Mr. H wants it all: our church, but the world's accolades for sophisication. You Mormon girlie-man! Choose ye this day whom ye will serve. But you can't have it both ways. You are free to choose the Dems, but don't expect us to appease your conscience by joining with you. Absolute truths and eternal principles are not just for Sundays. They matter in life. They matter more in politics.
Marianne M. Jennings is a professor of legal and ethical studies at the W.P. Carey School of Business at Arizona State University. She is the author of "A Business Tale: A Story of Ethics, Choices, Success (and a Very Large Rabbit)."

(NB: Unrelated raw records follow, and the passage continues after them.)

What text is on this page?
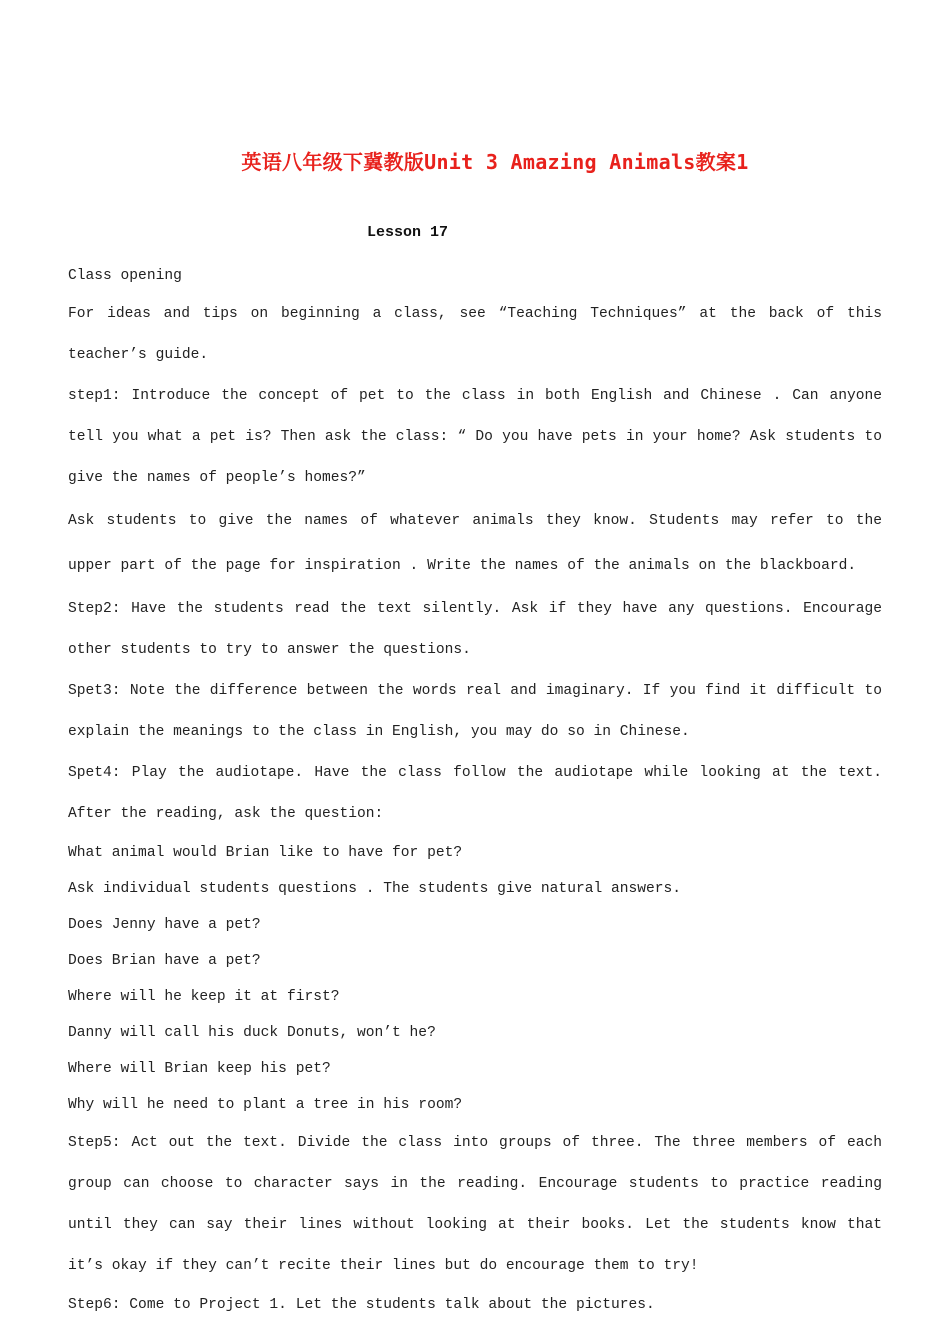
英语八年级下冀教版Unit 3 Amazing Animals教案1
Lesson 17

Class opening

For ideas and tips on beginning a class, see “Teaching Techniques” at the back of this teacher’s guide.

step1: Introduce the concept of pet to the class in both English and Chinese . Can anyone tell you what a pet is? Then ask the class: “ Do you have pets in your home? Ask students to give the names of people’s homes?”

Ask students to give the names of whatever animals they know. Students may refer to the upper part of the page for inspiration . Write the names of the animals on the blackboard.

Step2: Have the students read the text silently. Ask if they have any questions. Encourage other students to try to answer the questions.

Spet3: Note the difference between the words real and imaginary. If you find it difficult to explain the meanings to the class in English, you may do so in Chinese.

Spet4: Play the audiotape. Have the class follow the audiotape while looking at the text. After the reading, ask the question:

What animal would Brian like to have for pet?

Ask individual students questions . The students give natural answers.

Does Jenny have a pet?

Does Brian have a pet?

Where will he keep it at first?

Danny will call his duck Donuts, won’t he?

Where will Brian keep his pet?

Why will he need to plant a tree in his room?

Step5: Act out the text. Divide the class into groups of three. The three members of each group can choose to character says in the reading. Encourage students to practice reading until they can say their lines without looking at their books. Let the students know that it’s okay if they can’t recite their lines but do encourage them to try!

Step6: Come to Project 1. Let the students talk about the pictures.
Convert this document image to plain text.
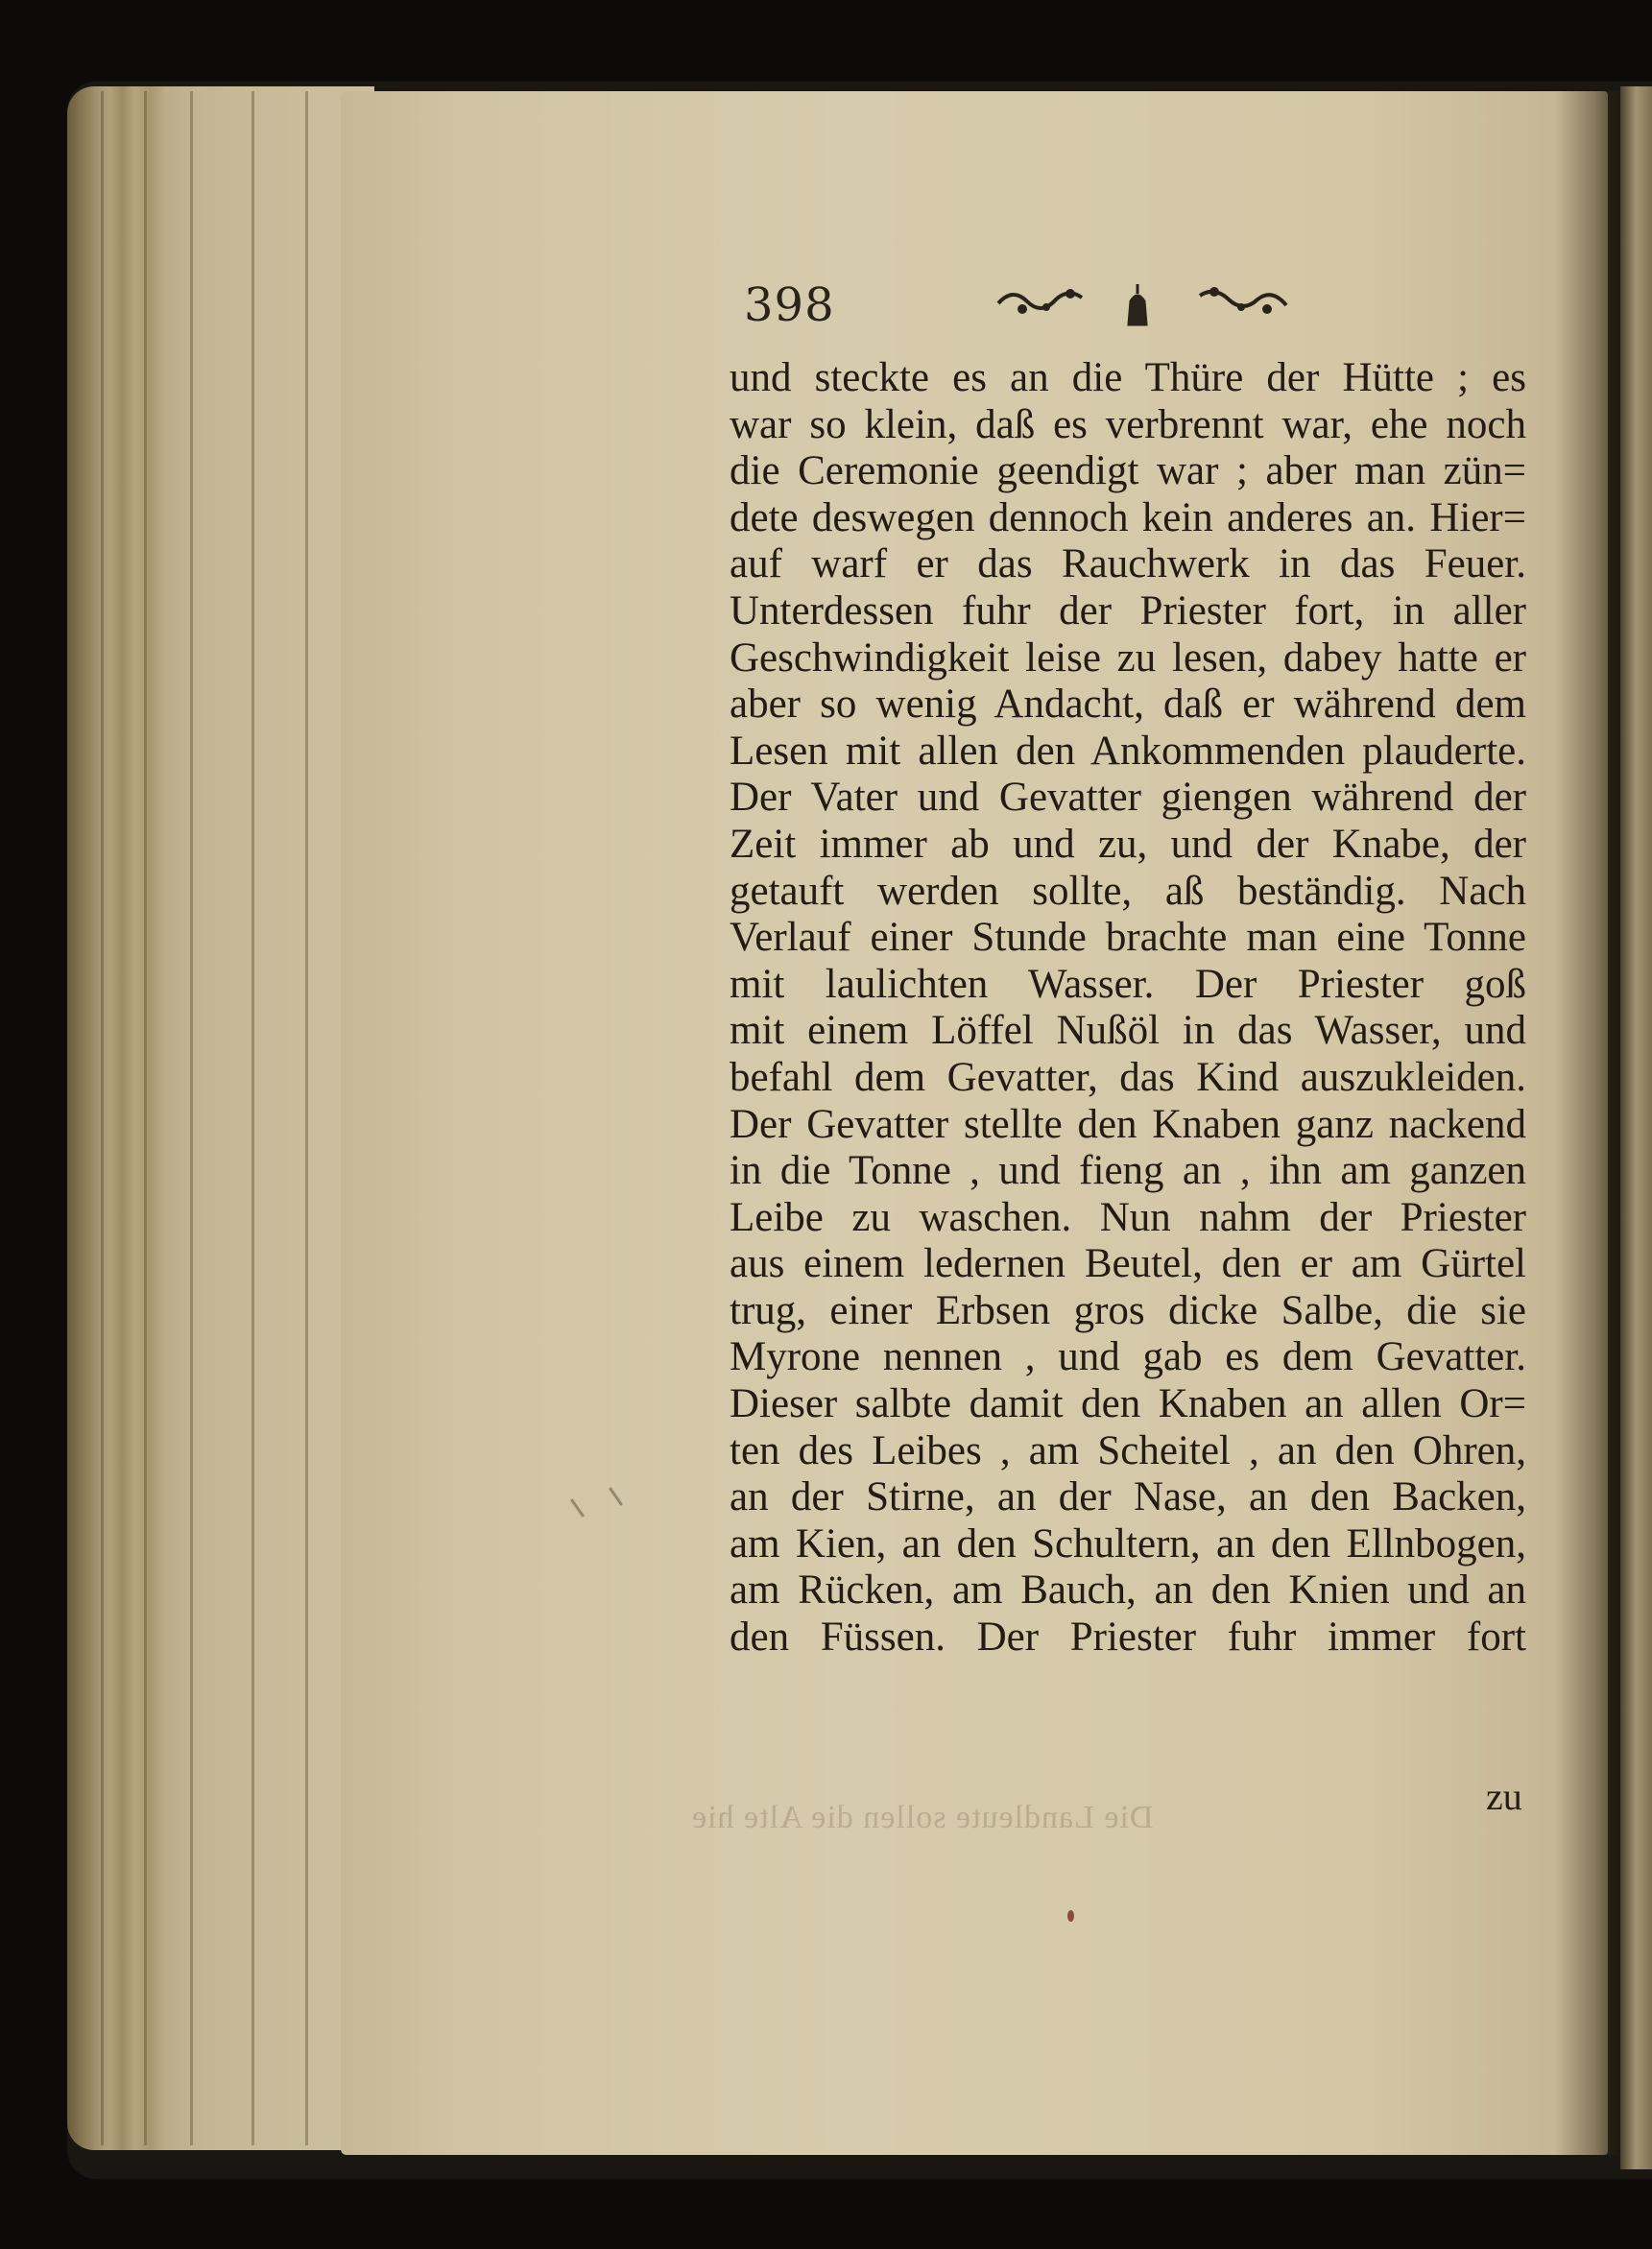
398
und steckte es an die Thüre der Hütte ; es
war so klein, daß es verbrennt war, ehe noch
die Ceremonie geendigt war ; aber man zün=
dete deswegen dennoch kein anderes an. Hier=
auf warf er das Rauchwerk in das Feuer.
Unterdessen fuhr der Priester fort, in aller
Geschwindigkeit leise zu lesen, dabey hatte er
aber so wenig Andacht, daß er während dem
Lesen mit allen den Ankommenden plauderte.
Der Vater und Gevatter giengen während der
Zeit immer ab und zu, und der Knabe, der
getauft werden sollte, aß beständig. Nach
Verlauf einer Stunde brachte man eine Tonne
mit laulichten Wasser. Der Priester goß
mit einem Löffel Nußöl in das Wasser, und
befahl dem Gevatter, das Kind auszukleiden.
Der Gevatter stellte den Knaben ganz nackend
in die Tonne , und fieng an , ihn am ganzen
Leibe zu waschen. Nun nahm der Priester
aus einem ledernen Beutel, den er am Gürtel
trug, einer Erbsen gros dicke Salbe, die sie
Myrone nennen , und gab es dem Gevatter.
Dieser salbte damit den Knaben an allen Or=
ten des Leibes , am Scheitel , an den Ohren,
an der Stirne, an der Nase, an den Backen,
am Kien, an den Schultern, an den Ellnbogen,
am Rücken, am Bauch, an den Knien und an
den Füssen. Der Priester fuhr immer fort
Die Landleute sollen die Alte hie	zu
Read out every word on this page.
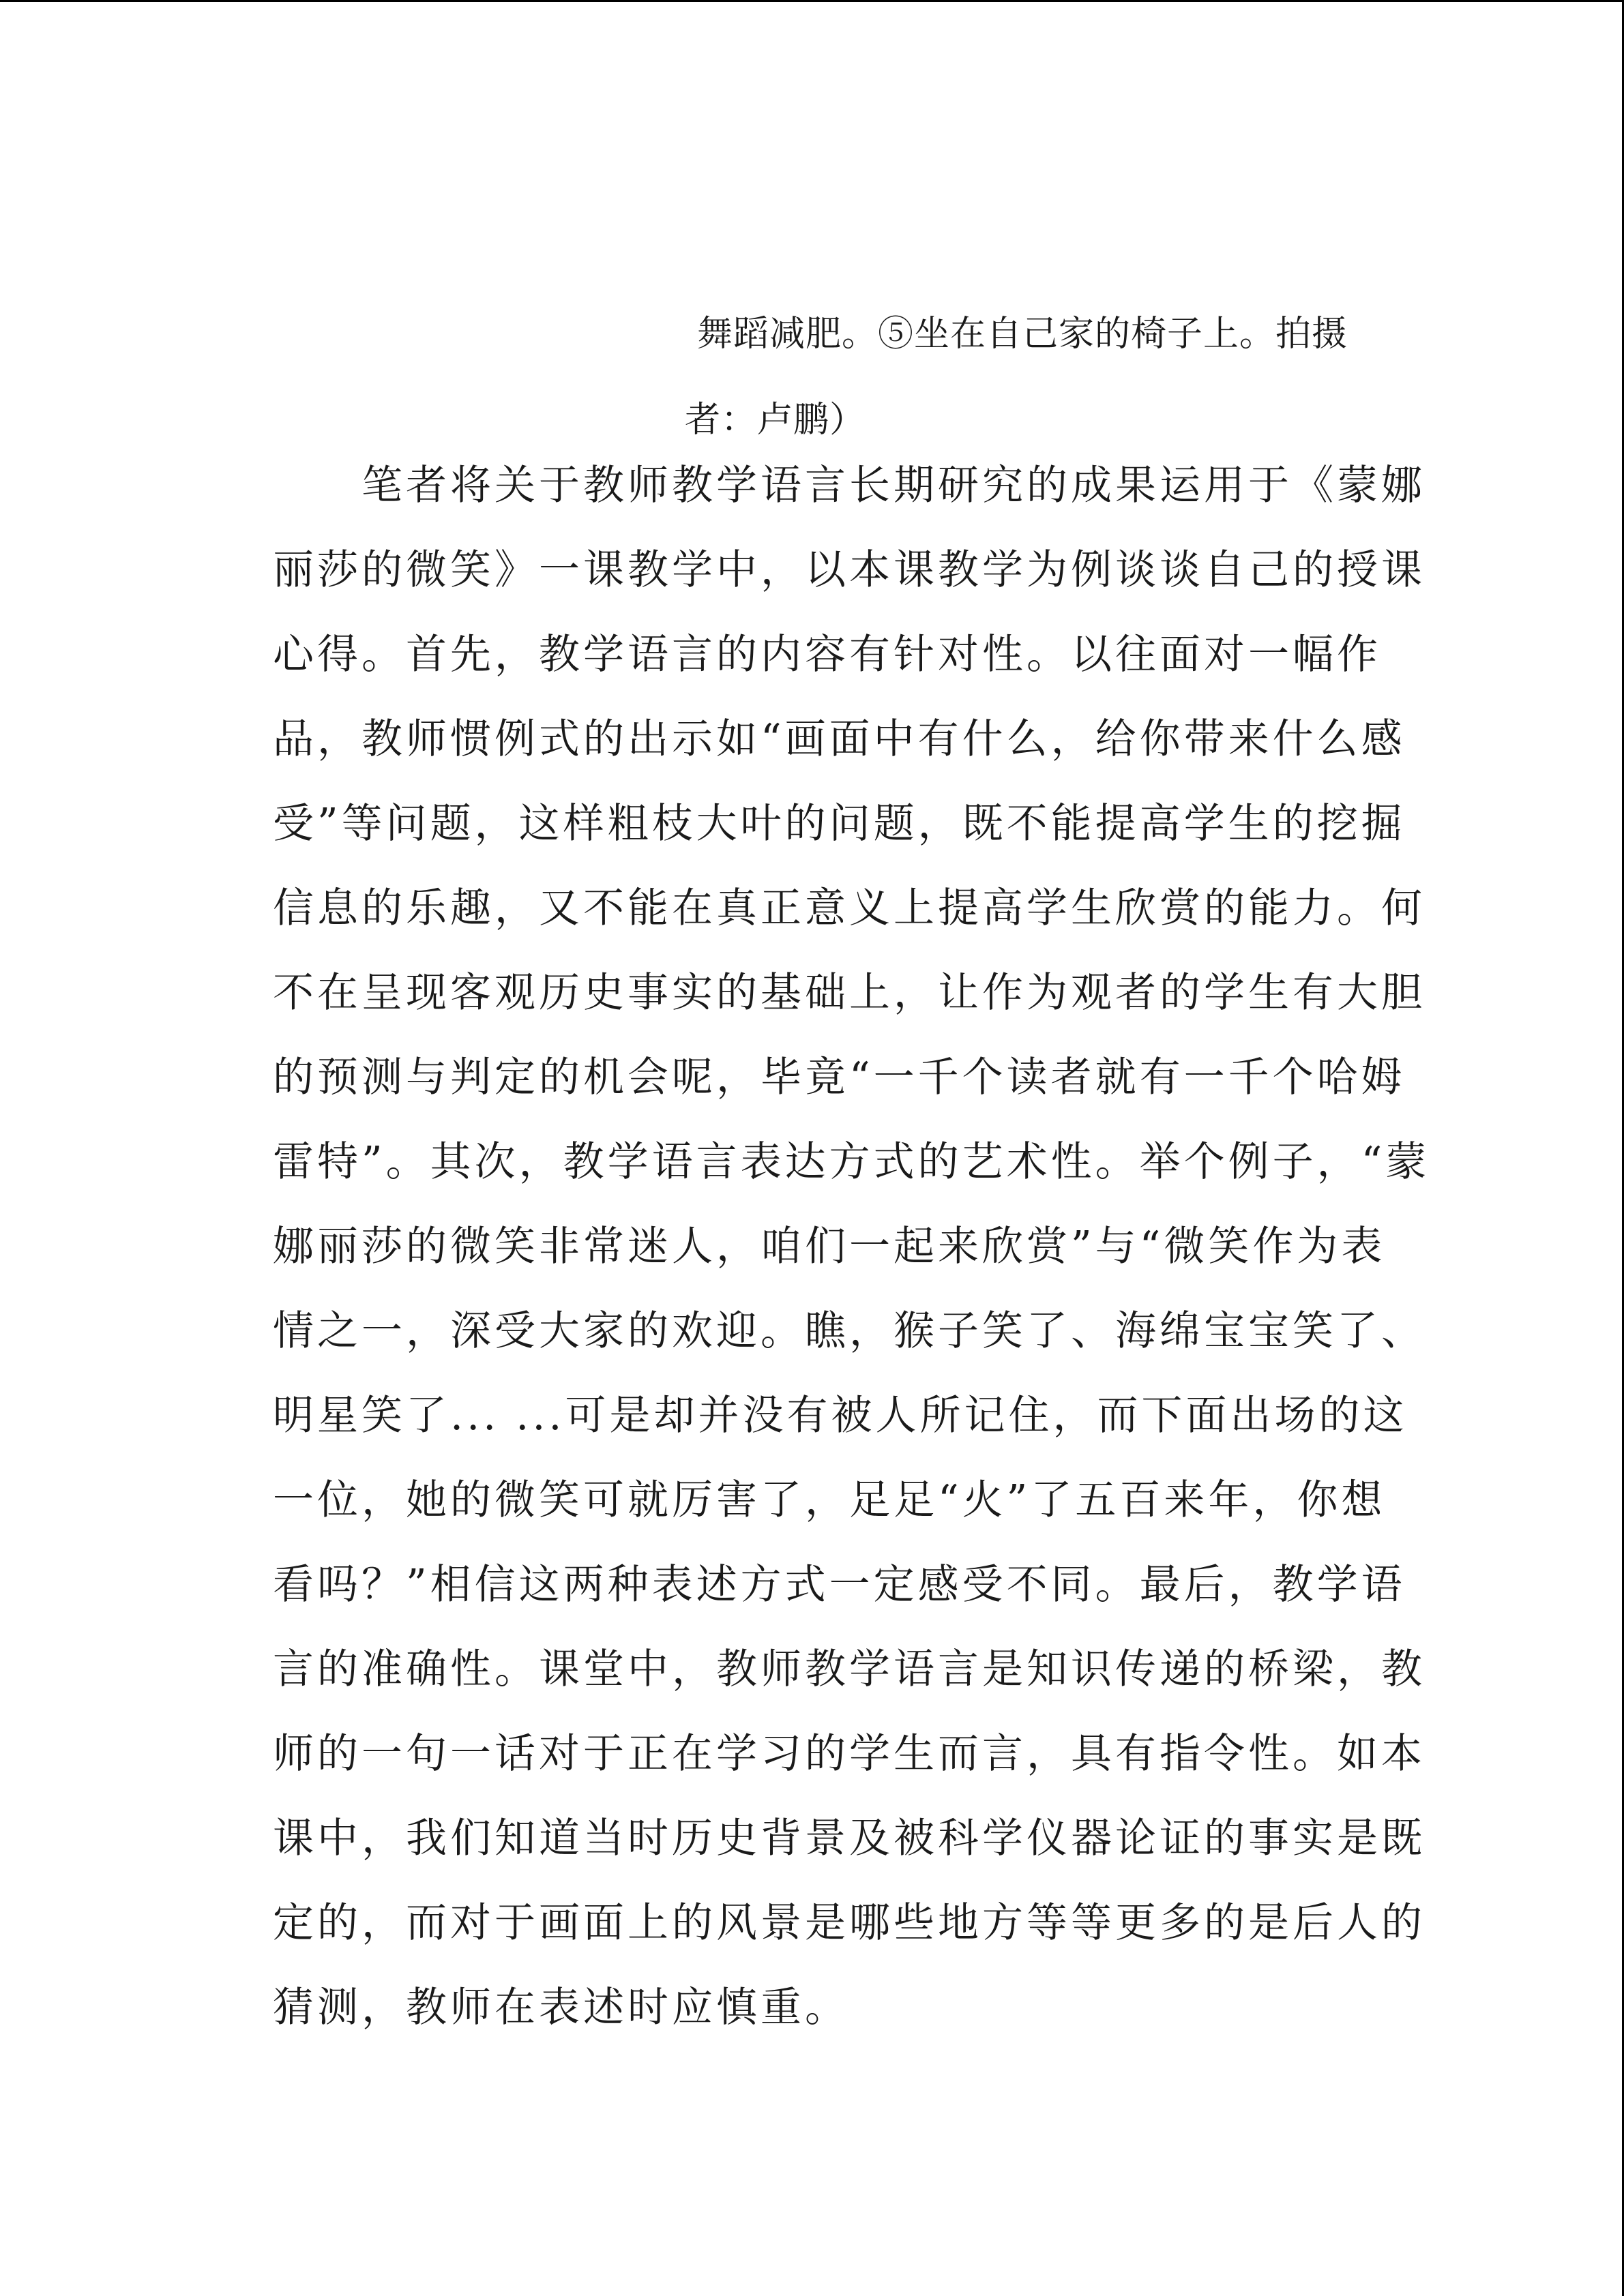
舞蹈减肥。⑤坐在自己家的椅子上。拍摄
者：卢鹏）
笔者将关于教师教学语言长期研究的成果运用于《蒙娜
丽莎的微笑》一课教学中，以本课教学为例谈谈自己的授课
心得。首先，教学语言的内容有针对性。以往面对一幅作
品，教师惯例式的出示如“画面中有什么，给你带来什么感
受”等问题，这样粗枝大叶的问题，既不能提高学生的挖掘
信息的乐趣，又不能在真正意义上提高学生欣赏的能力。何
不在呈现客观历史事实的基础上，让作为观者的学生有大胆
的预测与判定的机会呢，毕竟“一千个读者就有一千个哈姆
雷特”。其次，教学语言表达方式的艺术性。举个例子，“蒙
娜丽莎的微笑非常迷人，咱们一起来欣赏”与“微笑作为表
情之一，深受大家的欢迎。瞧，猴子笑了、海绵宝宝笑了、
明星笑了... ...可是却并没有被人所记住，而下面出场的这
一位，她的微笑可就厉害了，足足“火”了五百来年，你想
看吗？”相信这两种表述方式一定感受不同。最后，教学语
言的准确性。课堂中，教师教学语言是知识传递的桥梁，教
师的一句一话对于正在学习的学生而言，具有指令性。如本
课中，我们知道当时历史背景及被科学仪器论证的事实是既
定的，而对于画面上的风景是哪些地方等等更多的是后人的
猜测，教师在表述时应慎重。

And this, gentle readers, is why Governor Napolitano is largely wasting her time trying to suck up to Mormon voters in Arizona. Many of them believe, as was taught by the now deceased Mormon Prophet Ezra Taft Benson, that you cannot be a Democrat and a good Mormon. And they are certainly not going to vote for an unmarried female Democrat who is reputed among Mormons, rightly or wrongly, to be of the lesbian persuasion. I don't honestly care one way or the other about the Governor's sexual proclivities, but Mormon voters surely do, and they are distrustful of a woman in her late forties who has never been married. It's all about family!